In response to Stephen Crabb’s maiden speech as Secretary of State for Work and Pensions, Alison Garnham, Chief Executive, Child Poverty Action Group, said:
“This was a positive start from Stephen Crabb. We agree that DWP must treat people as human beings, living real lives, with all the change and complexity that involves. But a Government in the business of families must also look carefully at the impact its benefit cuts will have on families’ lives.
“The Secretary of State acknowledges that worklessness is now at an all-time low – the question he should now turn to is whether families are better off in work. In fact, almost two thirds of children in poverty having one or both parents in work. Universal Credit, which could have been a worthy tool for the ‘all-out assault on poverty’ that Crabb promises, has been crippled by repeated Treasury raids so that it will now leave people worse off than under the current system and ministers refuse to say what impact it will have on the number of people in poverty.

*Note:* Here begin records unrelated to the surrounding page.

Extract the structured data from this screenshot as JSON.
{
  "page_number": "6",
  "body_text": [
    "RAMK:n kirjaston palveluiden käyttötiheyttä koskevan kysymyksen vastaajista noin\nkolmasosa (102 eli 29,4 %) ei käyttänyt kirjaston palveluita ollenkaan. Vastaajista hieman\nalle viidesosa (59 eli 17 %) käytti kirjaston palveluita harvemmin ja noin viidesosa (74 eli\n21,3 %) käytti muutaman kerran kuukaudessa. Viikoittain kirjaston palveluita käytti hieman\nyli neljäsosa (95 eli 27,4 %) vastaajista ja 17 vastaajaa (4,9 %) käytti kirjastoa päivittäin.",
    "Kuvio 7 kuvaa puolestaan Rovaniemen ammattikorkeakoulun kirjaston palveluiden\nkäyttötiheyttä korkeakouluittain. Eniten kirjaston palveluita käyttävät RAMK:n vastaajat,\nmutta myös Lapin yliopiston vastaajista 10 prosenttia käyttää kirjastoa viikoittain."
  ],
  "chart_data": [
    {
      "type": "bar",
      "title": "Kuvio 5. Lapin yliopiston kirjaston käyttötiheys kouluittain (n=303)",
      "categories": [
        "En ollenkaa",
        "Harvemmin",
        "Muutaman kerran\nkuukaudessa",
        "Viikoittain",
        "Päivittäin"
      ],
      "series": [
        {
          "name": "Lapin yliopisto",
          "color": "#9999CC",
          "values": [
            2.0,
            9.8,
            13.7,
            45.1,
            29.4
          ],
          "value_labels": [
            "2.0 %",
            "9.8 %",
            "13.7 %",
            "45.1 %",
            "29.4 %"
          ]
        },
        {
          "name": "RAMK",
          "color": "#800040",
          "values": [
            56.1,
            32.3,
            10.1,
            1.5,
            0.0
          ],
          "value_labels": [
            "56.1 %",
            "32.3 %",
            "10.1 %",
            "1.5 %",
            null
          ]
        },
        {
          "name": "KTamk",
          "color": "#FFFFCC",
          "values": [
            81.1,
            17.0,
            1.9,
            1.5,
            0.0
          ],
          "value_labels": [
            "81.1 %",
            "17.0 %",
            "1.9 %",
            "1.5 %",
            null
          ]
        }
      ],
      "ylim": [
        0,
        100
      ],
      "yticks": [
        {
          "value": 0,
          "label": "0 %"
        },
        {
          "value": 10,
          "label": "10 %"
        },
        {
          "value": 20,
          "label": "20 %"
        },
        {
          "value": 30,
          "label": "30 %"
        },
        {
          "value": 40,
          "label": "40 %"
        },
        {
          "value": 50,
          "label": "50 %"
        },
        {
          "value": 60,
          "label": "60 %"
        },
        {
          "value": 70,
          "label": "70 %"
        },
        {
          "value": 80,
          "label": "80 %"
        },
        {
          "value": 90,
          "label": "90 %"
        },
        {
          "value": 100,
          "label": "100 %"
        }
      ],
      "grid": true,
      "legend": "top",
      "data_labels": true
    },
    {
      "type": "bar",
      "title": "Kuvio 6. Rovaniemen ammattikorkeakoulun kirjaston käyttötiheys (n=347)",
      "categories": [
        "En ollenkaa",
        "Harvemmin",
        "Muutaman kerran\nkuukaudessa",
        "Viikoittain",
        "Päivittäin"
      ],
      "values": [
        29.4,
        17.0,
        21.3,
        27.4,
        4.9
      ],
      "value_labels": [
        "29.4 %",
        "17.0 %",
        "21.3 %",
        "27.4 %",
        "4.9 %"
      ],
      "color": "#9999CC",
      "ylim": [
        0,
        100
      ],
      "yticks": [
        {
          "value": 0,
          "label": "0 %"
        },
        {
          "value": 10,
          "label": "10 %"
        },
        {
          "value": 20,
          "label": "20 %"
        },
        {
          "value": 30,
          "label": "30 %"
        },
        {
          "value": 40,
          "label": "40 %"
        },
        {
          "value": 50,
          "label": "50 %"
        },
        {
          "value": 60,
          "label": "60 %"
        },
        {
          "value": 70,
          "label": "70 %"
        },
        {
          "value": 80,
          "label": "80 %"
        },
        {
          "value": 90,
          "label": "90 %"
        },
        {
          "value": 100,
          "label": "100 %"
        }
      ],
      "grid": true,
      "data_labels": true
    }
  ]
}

“What we now need is action to match the rhetoric – or else Stephen Crabb will be faced with the very real threat that this Government’s main social policy legacy could be the biggest rise in child poverty for a generation. The IFS projects child poverty will rise by half by 2020, from 2.3m to 3.6m children. A social security system that transforms lives is incomplete without a clear and adequately funded plan to tackle low pay, help parents with the costs of a child and to provide affordable homes.”